Le revenu universel d'activité ou comment rendre illégitime un concept

28-01-2019 SOCIETE LIBRE
Lors de notre veille au service des associations, nous avons vu passer un décret intéressant. Il porte le joli nom de "décret instituant un rapporteur général à la réforme du revenu universel d'activité" (1). Son objet est de créer le poste de rapporteur général placé auprès de la ministre des solidarités et de la santé. Son rôle sera de préparer la mise en oeuvre de la réforme du RUA. Le président Macron avait annoncé, lors de sa présentation du plan pauvreté en septembre 2018, le lancement du RUA pour janvier 2020.

Le principe du RUA se veut très simple. Il s'agit de fusionner le plus grand nombre possible de prestations sociales existantes en une seule et de le verser dès que les revenus du bénéficiaire passent en dessous d'un certain seuil.

En contrepartie, l'allocataire devra s'inscrire "dans un parcours d'insertion, qui empêche de refuser plus de deux offres raisonnables d'emploi ou d'activité figurant dans son contrat". Aujourd'hui, l'offre raisonnable d'emploi encadre déjà la vie d'un chômeur. Le refus à deux reprises d'une telle offre (2) donne lieu à une radiation sur les listes des demandeurs d'emploi et à la perte du versement dû. Mais celui-ci conserve les autres aides comme l'APL, les allocations familiales, etc.

Avec le revenu universel d'activité, le refus entraînera de facto, la suppression de toutes les aides puisque regroupées en une seule. On comprend, pour le gouvernement actuel, l'intérêt d'un tel système. Comment risquer de tout perdre quand la survie dépend du versement ou pas du RUA ? C'est d'autant plus grave que le décret du 28 décembre 2018 (3) a supprimé la notion de salaire antérieurement perçu.

En d'autres termes, cela signifie qu'un demandeur d'emploi est aujourd'hui contraint d'accepter un emploi, malgré un niveau de salaire très inférieur au salaire antérieurement perçu. Donc, pour résumer, le revenu universel d'activité est un piège destiné à fabriquer une armée de travailleurs à très faible coût qui sera dans l'impossibilité de refuser l'indécence des salaires proposés, l'éloignement géographique et l'inadéquation du poste à la formation initiale.

Le revenu universel d'activité ne portait pas ce nom à l'origine.

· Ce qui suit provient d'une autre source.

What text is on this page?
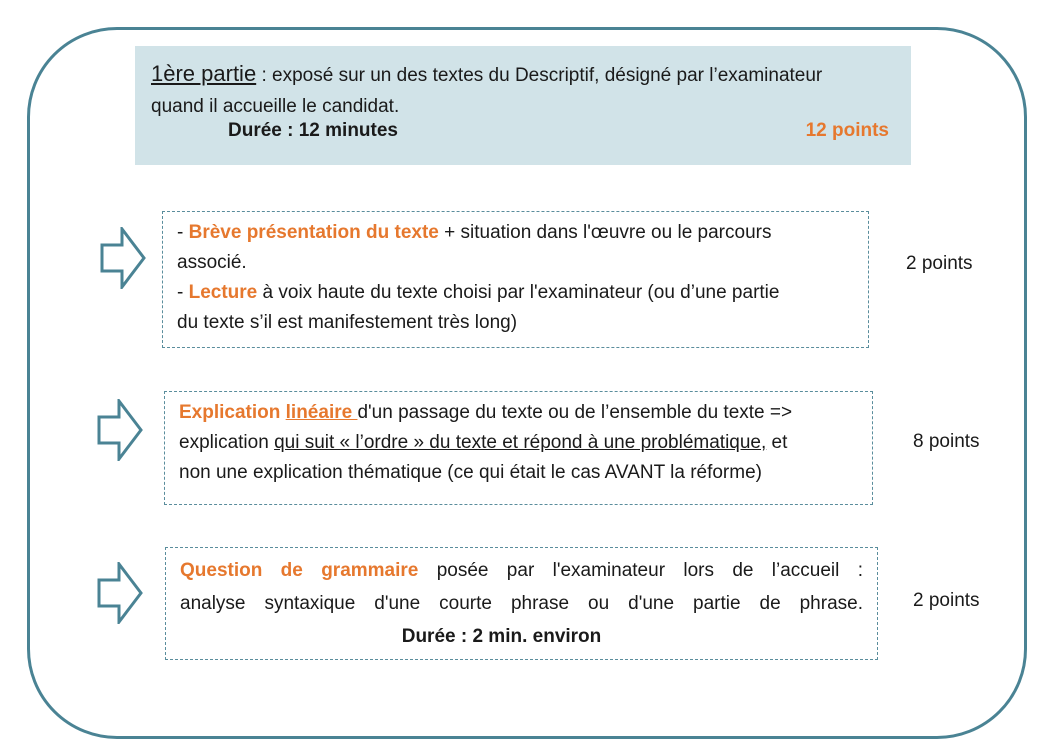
1ère partie : exposé sur un des textes du Descriptif, désigné par l’examinateur
quand il accueille le candidat.
Durée : 12 minutes	12 points
- Brève présentation du texte + situation dans l'œuvre ou le parcours
associé.
- Lecture à voix haute du texte choisi par l'examinateur (ou d’une partie
du texte s’il est manifestement très long)
2 points
Explication linéaire d'un passage du texte ou de l’ensemble du texte =>
explication qui suit « l’ordre » du texte et répond à une problématique, et
non une explication thématique (ce qui était le cas AVANT la réforme)
8 points
Question de grammaire posée par l'examinateur lors de l’accueil :
analyse syntaxique d'une courte phrase ou d'une partie de phrase.
Durée : 2 min. environ
2 points
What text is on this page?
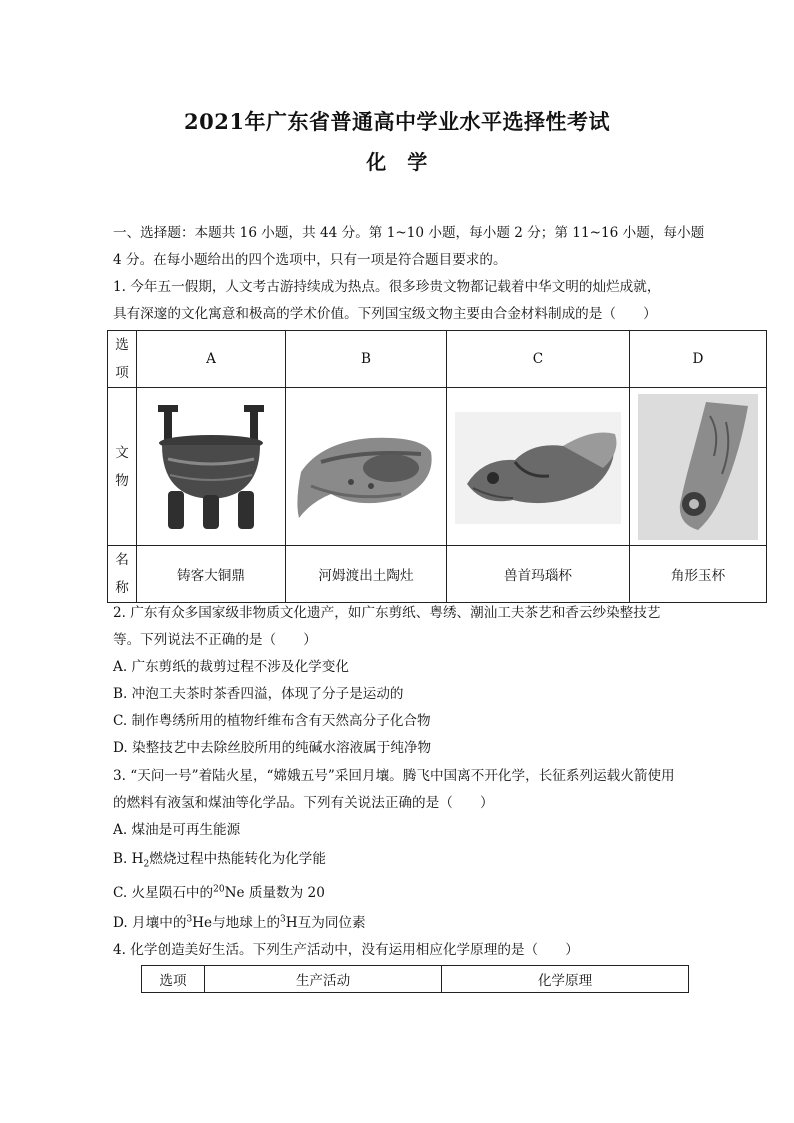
2021年广东省普通高中学业水平选择性考试
化　学
一、选择题：本题共 16 小题，共 44 分。第 1~10 小题，每小题 2 分；第 11~16 小题，每小题
4 分。在每小题给出的四个选项中，只有一项是符合题目要求的。
1. 今年五一假期，人文考古游持续成为热点。很多珍贵文物都记载着中华文明的灿烂成就，
具有深邃的文化寓意和极高的学术价值。下列国宝级文物主要由合金材料制成的是（　　）
选
项	A	B	C	D

文
物

名
称	铸客大铜鼎	河姆渡出土陶灶	兽首玛瑙杯	角形玉杯
2. 广东有众多国家级非物质文化遗产，如广东剪纸、粤绣、潮汕工夫茶艺和香云纱染整技艺
等。下列说法不正确的是（　　）
A. 广东剪纸的裁剪过程不涉及化学变化
B. 冲泡工夫茶时茶香四溢，体现了分子是运动的
C. 制作粤绣所用的植物纤维布含有天然高分子化合物
D. 染整技艺中去除丝胶所用的纯碱水溶液属于纯净物
3. “天问一号”着陆火星，“嫦娥五号”采回月壤。腾飞中国离不开化学，长征系列运载火箭使用
的燃料有液氢和煤油等化学品。下列有关说法正确的是（　　）
A. 煤油是可再生能源
B. $H_2$燃烧过程中热能转化为化学能
C. 火星陨石中的$^{20}$Ne 质量数为 20
D. 月壤中的$^3$He与地球上的$^3$H互为同位素
4. 化学创造美好生活。下列生产活动中，没有运用相应化学原理的是（　　）
选项	生产活动	化学原理
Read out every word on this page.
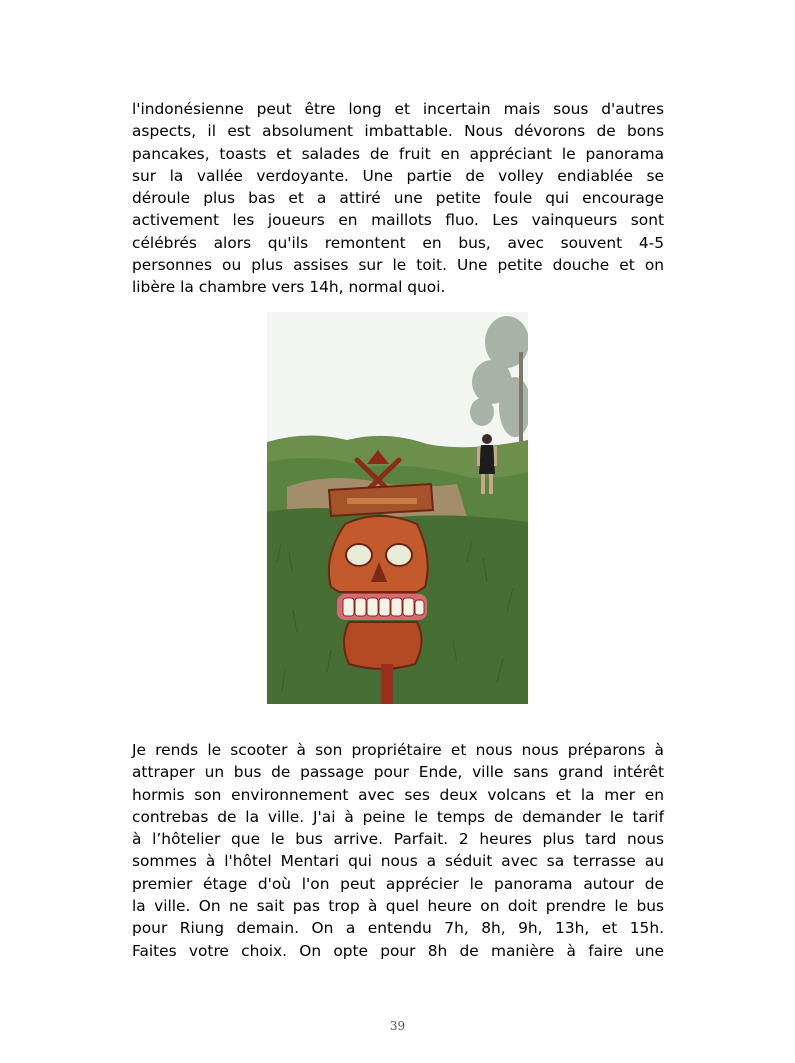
l'indonésienne peut être long et incertain mais sous d'autres
aspects, il est absolument imbattable. Nous dévorons de bons
pancakes, toasts et salades de fruit en appréciant le panorama
sur la vallée verdoyante. Une partie de volley endiablée se
déroule plus bas et a attiré une petite foule qui encourage
activement les joueurs en maillots fluo. Les vainqueurs sont
célébrés alors qu'ils remontent en bus, avec souvent 4-5
personnes ou plus assises sur le toit. Une petite douche et on
libère la chambre vers 14h, normal quoi.
Je rends le scooter à son propriétaire et nous nous préparons à
attraper un bus de passage pour Ende, ville sans grand intérêt
hormis son environnement avec ses deux volcans et la mer en
contrebas de la ville. J'ai à peine le temps de demander le tarif
à l’hôtelier que le bus arrive. Parfait. 2 heures plus tard nous
sommes à l'hôtel Mentari qui nous a séduit avec sa terrasse au
premier étage d'où l'on peut apprécier le panorama autour de
la ville. On ne sait pas trop à quel heure on doit prendre le bus
pour Riung demain. On a entendu 7h, 8h, 9h, 13h, et 15h.
Faites votre choix. On opte pour 8h de manière à faire une
39
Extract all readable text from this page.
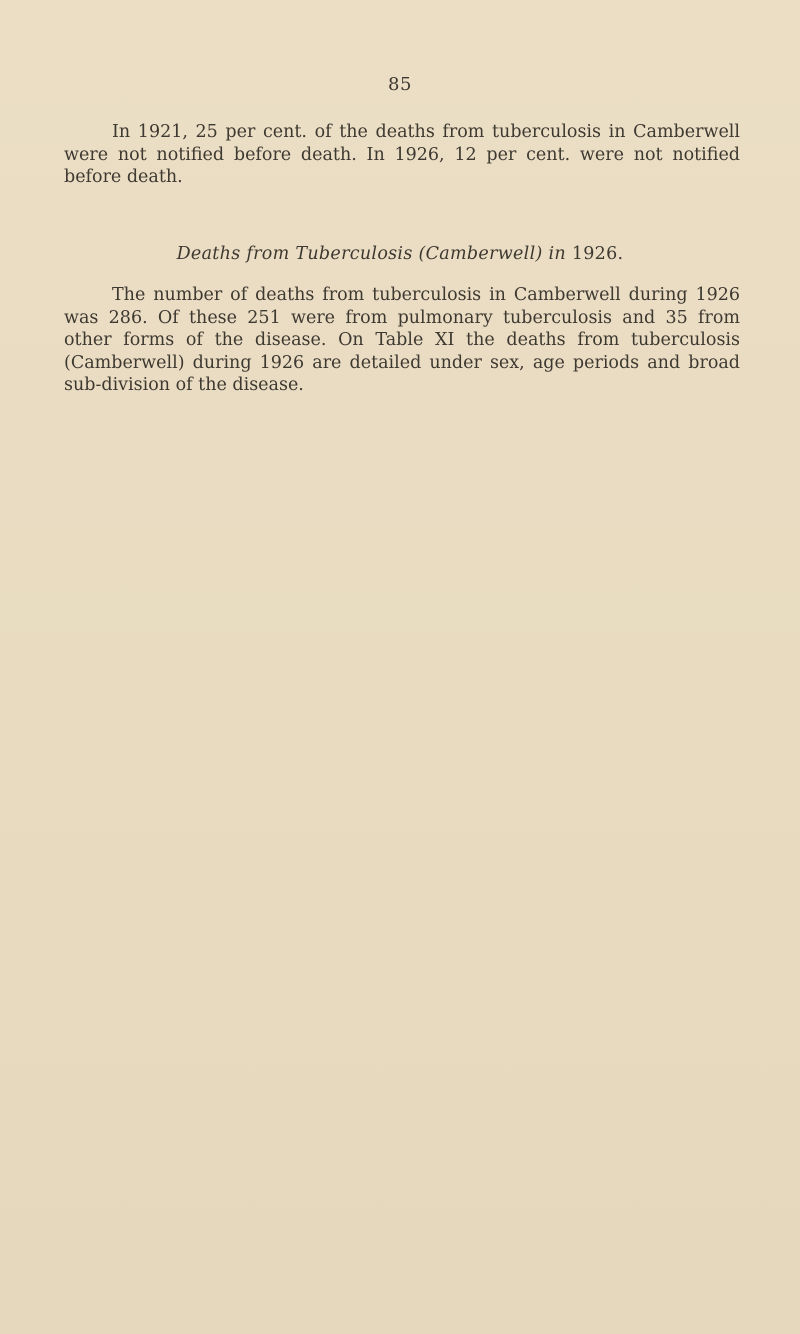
85

In 1921, 25 per cent. of the deaths from tuberculosis in Camberwell were not notified before death. In 1926, 12 per cent. were not notified before death.

Deaths from Tuberculosis (Camberwell) in 1926.

The number of deaths from tuberculosis in Camberwell during 1926 was 286. Of these 251 were from pulmonary tuberculosis and 35 from other forms of the disease. On Table XI the deaths from tuberculosis (Camberwell) during 1926 are detailed under sex, age periods and broad sub-division of the disease.
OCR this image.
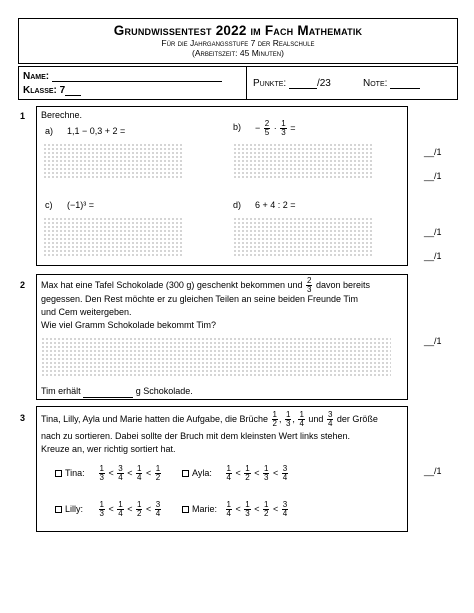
Grundwissentest 2022 im Fach Mathematik
Für die Jahrgangsstufe 7 der Realschule
(Arbeitszeit: 45 Minuten)
Name:
Klasse: 7
Punkte:	/23	Note:
1 Berechne.
a) 1,1 − 0,3 + 2 =	$b) - \frac{2}{5} \cdot \frac{1}{3}$ =
c) (−1)³ =	d) 6 + 4 : 2 =
__/1
__/1
__/1
__/1
2 Max hat eine Tafel Schokolade (300 g) geschenkt bekommen und $\frac{2}{3}$ davon bereits
gegessen. Den Rest möchte er zu gleichen Teilen an seine beiden Freunde Tim
und Cem weitergeben.
Wie viel Gramm Schokolade bekommt Tim?
Tim erhält	g Schokolade.
__/1
3 Tina, Lilly, Ayla und Marie hatten die Aufgabe, die Brüche $\frac{1}{2}$ , $\frac{1}{3}$ , $\frac{1}{4}$ und $\frac{3}{4}$ der Größe
nach zu sortieren. Dabei sollte der Bruch mit dem kleinsten Wert links stehen.
Kreuze an, wer richtig sortiert hat.
Tina: $\frac{1}{3} < \frac{3}{4} < \frac{1}{4} < \frac{1}{2}$	Ayla: $\frac{1}{4} < \frac{1}{2} < \frac{1}{3} < \frac{3}{4}$
Lilly: $\frac{1}{3} < \frac{1}{4} < \frac{1}{2} < \frac{3}{4}$	Marie: $\frac{1}{4} < \frac{1}{3} < \frac{1}{2} < \frac{3}{4}$
__/1
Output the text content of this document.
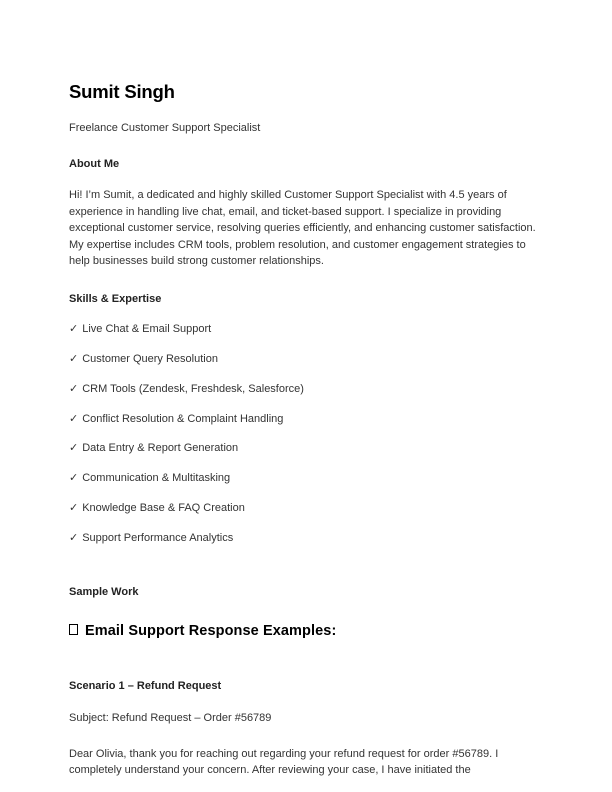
Sumit Singh

Freelance Customer Support Specialist

About Me

Hi! I’m Sumit, a dedicated and highly skilled Customer Support Specialist with 4.5 years of experience in handling live chat, email, and ticket-based support. I specialize in providing exceptional customer service, resolving queries efficiently, and enhancing customer satisfaction. My expertise includes CRM tools, problem resolution, and customer engagement strategies to help businesses build strong customer relationships.

Skills & Expertise
✓ Live Chat & Email Support
✓ Customer Query Resolution
✓ CRM Tools (Zendesk, Freshdesk, Salesforce)
✓ Conflict Resolution & Complaint Handling
✓ Data Entry & Report Generation
✓ Communication & Multitasking
✓ Knowledge Base & FAQ Creation
✓ Support Performance Analytics
Sample Work

Email Support Response Examples:

Scenario 1 – Refund Request

Subject: Refund Request – Order #56789

Dear Olivia, thank you for reaching out regarding your refund request for order #56789. I completely understand your concern. After reviewing your case, I have initiated the
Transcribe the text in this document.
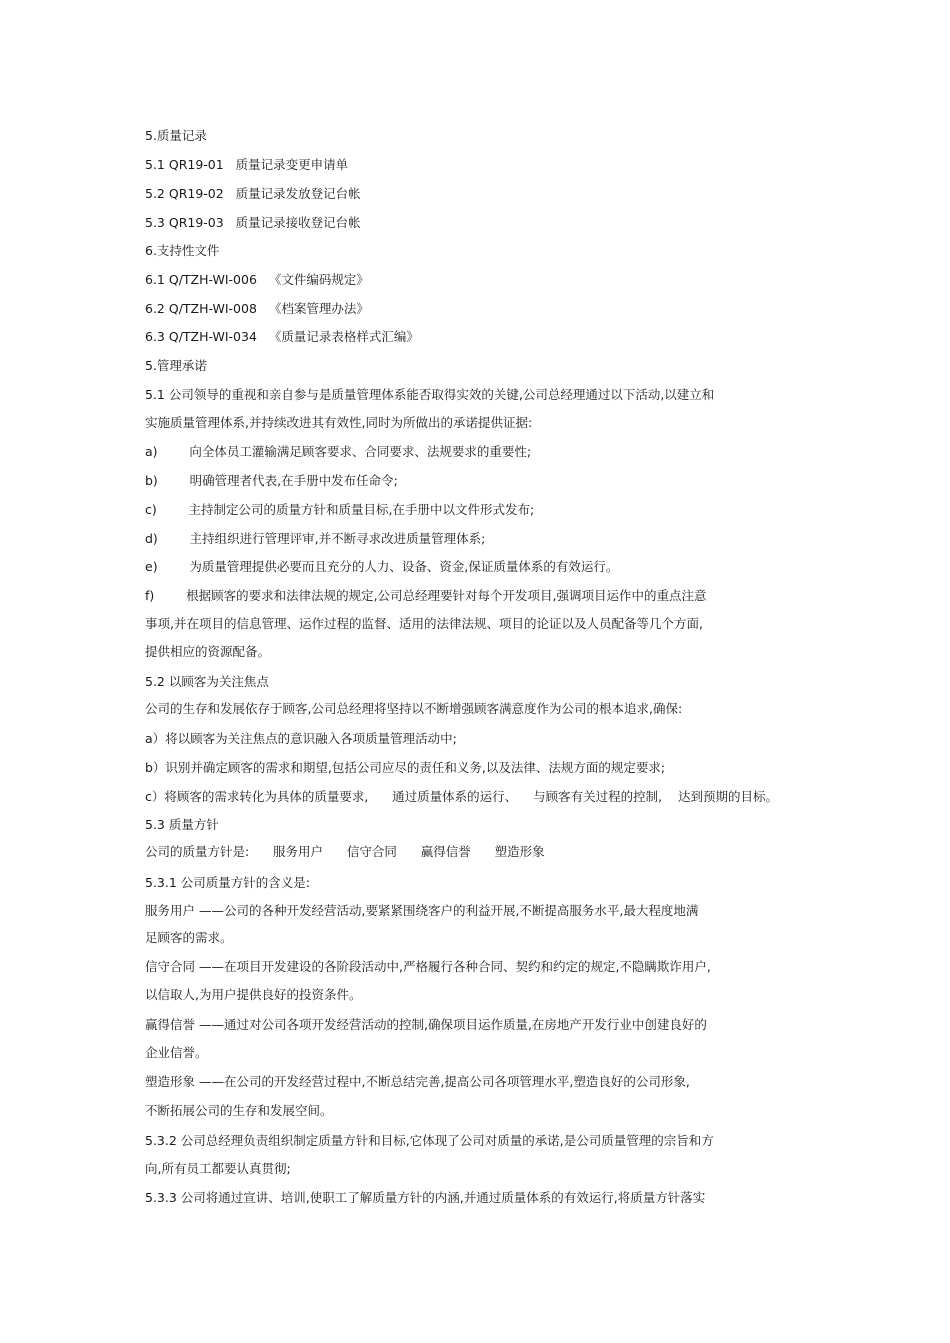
5.质量记录

5.1 QR19-01   质量记录变更申请单

5.2 QR19-02   质量记录发放登记台帐

5.3 QR19-03   质量记录接收登记台帐

6.支持性文件

6.1 Q/TZH-WI-006   《文件编码规定》

6.2 Q/TZH-WI-008   《档案管理办法》

6.3 Q/TZH-WI-034   《质量记录表格样式汇编》

5.管理承诺

5.1 公司领导的重视和亲自参与是质量管理体系能否取得实效的关键,公司总经理通过以下活动,以建立和

实施质量管理体系,并持续改进其有效性,同时为所做出的承诺提供证据:

a)        向全体员工灌输满足顾客要求、合同要求、法规要求的重要性;

b)        明确管理者代表,在手册中发布任命令;

c)        主持制定公司的质量方针和质量目标,在手册中以文件形式发布;

d)        主持组织进行管理评审,并不断寻求改进质量管理体系;

e)        为质量管理提供必要而且充分的人力、设备、资金,保证质量体系的有效运行。

f)        根据顾客的要求和法律法规的规定,公司总经理要针对每个开发项目,强调项目运作中的重点注意

事项,并在项目的信息管理、运作过程的监督、适用的法律法规、项目的论证以及人员配备等几个方面,

提供相应的资源配备。

5.2 以顾客为关注焦点

公司的生存和发展依存于顾客,公司总经理将坚持以不断增强顾客满意度作为公司的根本追求,确保:

a）将以顾客为关注焦点的意识融入各项质量管理活动中;

b）识别并确定顾客的需求和期望,包括公司应尽的责任和义务,以及法律、法规方面的规定要求;

c）将顾客的需求转化为具体的质量要求,      通过质量体系的运行、    与顾客有关过程的控制,    达到预期的目标。

5.3 质量方针

公司的质量方针是:      服务用户      信守合同      赢得信誉      塑造形象

5.3.1 公司质量方针的含义是:

服务用户 ——公司的各种开发经营活动,要紧紧围绕客户的利益开展,不断提高服务水平,最大程度地满

足顾客的需求。

信守合同 ——在项目开发建设的各阶段活动中,严格履行各种合同、契约和约定的规定,不隐瞒欺诈用户,

以信取人,为用户提供良好的投资条件。

赢得信誉 ——通过对公司各项开发经营活动的控制,确保项目运作质量,在房地产开发行业中创建良好的

企业信誉。

塑造形象 ——在公司的开发经营过程中,不断总结完善,提高公司各项管理水平,塑造良好的公司形象,

不断拓展公司的生存和发展空间。

5.3.2 公司总经理负责组织制定质量方针和目标,它体现了公司对质量的承诺,是公司质量管理的宗旨和方

向,所有员工都要认真贯彻;

5.3.3 公司将通过宣讲、培训,使职工了解质量方针的内涵,并通过质量体系的有效运行,将质量方针落实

L'idée, reprise par le président Macron, vient de la fondation IFRAP (4) qui est un "Think tank" ultra-libéral. L'IFRAP désigne ce revenu "Allocation Sociale Unique". Le président Macron, en changeant le nom de l'ASU par le RUA, est un imposteur. L'objectif caché de cette entourloupe est de rendre illégitime le concept du "Revenu de Base" (5) ou du "Revenu Universel". En effet, pourquoi mettre en place un "Revenu Universel" puisqu'il existe déjà.

Ainsi, alors que le regroupement de toutes les aides sociales en une seule fait déjà débat pour l'indécence que cela suppose, le président Macron cherche à décrédibiliser le "Revenu Universel" en créant un "Revenu universel d'activité" qui n'a strictement rien à voir avec le premier, mais tout avec l'"Allocation Sociale Unique". Oscar Wilde disait du cynisme que c'était connaître le prix de tout, et la valeur de rien.

En savoir plus
(1) Décret n° 2019-34 du 22 janvier 2019 instituant un rapporteur général à la réforme du revenu universel d'activité

(2) Sont constitutifs de l'offre raisonnable d'emploi, tels que mentionnés dans le projet personnalisé d'accès à l'emploi, la nature et les caractéristiques de l'emploi ou des emplois recherchés, la zone géographique privilégiée et le salaire attendu (Code du travail - Article L5411-6-2). Le site Village Justice fait un excellent décryptage de l'offre raisonnable d'emploi.

(3) Décret n° 2018-1335 du 28 décembre 2018 relatif aux droits et aux obligations des demandeurs d'emploi et au transfert du suivi de la recherche d'emploi

(4) L'allocation sociale unique selon l'IFRAP

(5) Selon le Mouvement Français pour un Revenu de Base, la définition du revenu de base est "un droit inaliénable, inconditionnel, cumulable avec d'autres revenus, distribué par une communauté politique à tous ses membres, de la naissance à la mort, sur base individuelle, sans contrôle des ressources ni exigence de contrepartie, dont le montant et le financement sont ajustés démocratiquement".